Morgan Stanley economists said in a research note Monday that a "mild" U.S. recession was now likely, with tighter credit set to put a crimp on business spending.
Separately, a closely watched survey of economists released Monday showed forecasters more generally had seen recession risks rise over the past month.
The odds of a recession in the next 12 months are nearly four-in-10 now, versus one-in-three a month ago, the Blue Chip Economic Indicators newsletter said.
Year-over-year, pending sales were down 18.4 percent, the third largest drop since the trade group began keeping such records in January 2001. Only the declines registered in August
and September were deeper.
Lawrence Yun, the trade group's chief economist, said home sales and prices should level out next year after this year's declines.
Existing home sales should hit a pace of 5.70 million in 2008 compared to an expected 5.67 million this year, NAR said. It said median home prices would likely fall 1.9 percent this year, but rise 0.3 percent in 2008 to $218,300.
This year's home price decline would be the first annual decline since the Great Depression, Yun said.

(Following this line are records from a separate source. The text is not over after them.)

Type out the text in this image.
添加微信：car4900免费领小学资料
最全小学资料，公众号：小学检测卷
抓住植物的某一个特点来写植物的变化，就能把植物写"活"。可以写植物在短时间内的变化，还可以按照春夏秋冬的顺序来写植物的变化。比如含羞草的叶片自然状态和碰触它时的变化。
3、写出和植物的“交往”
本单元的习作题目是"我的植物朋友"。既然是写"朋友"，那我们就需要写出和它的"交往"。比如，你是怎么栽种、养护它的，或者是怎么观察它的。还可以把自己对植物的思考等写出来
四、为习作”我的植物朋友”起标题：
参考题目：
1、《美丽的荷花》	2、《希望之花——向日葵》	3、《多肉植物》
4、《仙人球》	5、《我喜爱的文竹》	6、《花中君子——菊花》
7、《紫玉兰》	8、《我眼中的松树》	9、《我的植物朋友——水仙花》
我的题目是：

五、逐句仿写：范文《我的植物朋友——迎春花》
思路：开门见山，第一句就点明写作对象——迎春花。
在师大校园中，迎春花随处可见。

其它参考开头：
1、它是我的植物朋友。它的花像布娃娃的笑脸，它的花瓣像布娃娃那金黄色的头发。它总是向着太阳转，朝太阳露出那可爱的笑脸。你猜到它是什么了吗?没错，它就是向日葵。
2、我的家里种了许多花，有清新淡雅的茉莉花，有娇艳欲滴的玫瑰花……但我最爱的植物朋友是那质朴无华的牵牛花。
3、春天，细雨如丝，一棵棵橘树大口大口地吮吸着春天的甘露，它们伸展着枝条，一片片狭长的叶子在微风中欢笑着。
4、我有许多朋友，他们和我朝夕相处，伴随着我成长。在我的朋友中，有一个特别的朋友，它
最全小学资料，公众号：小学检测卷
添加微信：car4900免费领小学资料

"Certainly, the market has turned .. far worse than I anticipated," he said, noting that NAR had downwardly revised its homes sales forecast several times this year.
The pending homes sales data painted a mixed picture regionally, with the Northeast seeing a 16 percent rise and the West an 8.4 percent increase. In contrast, pending sales fell 1.4 percent in the Midwest and 7.8 percent in the South.
Americana Mortgage Group President Robert Moulton, whose Long Island, New York-based mortgage brokerage serves Florida, said that state is likely responsible for a large share of the
decline seen in the South.
"All of Florida is hurting after a lot of speculative buying and now there are people with two, three houses on their hands," he said.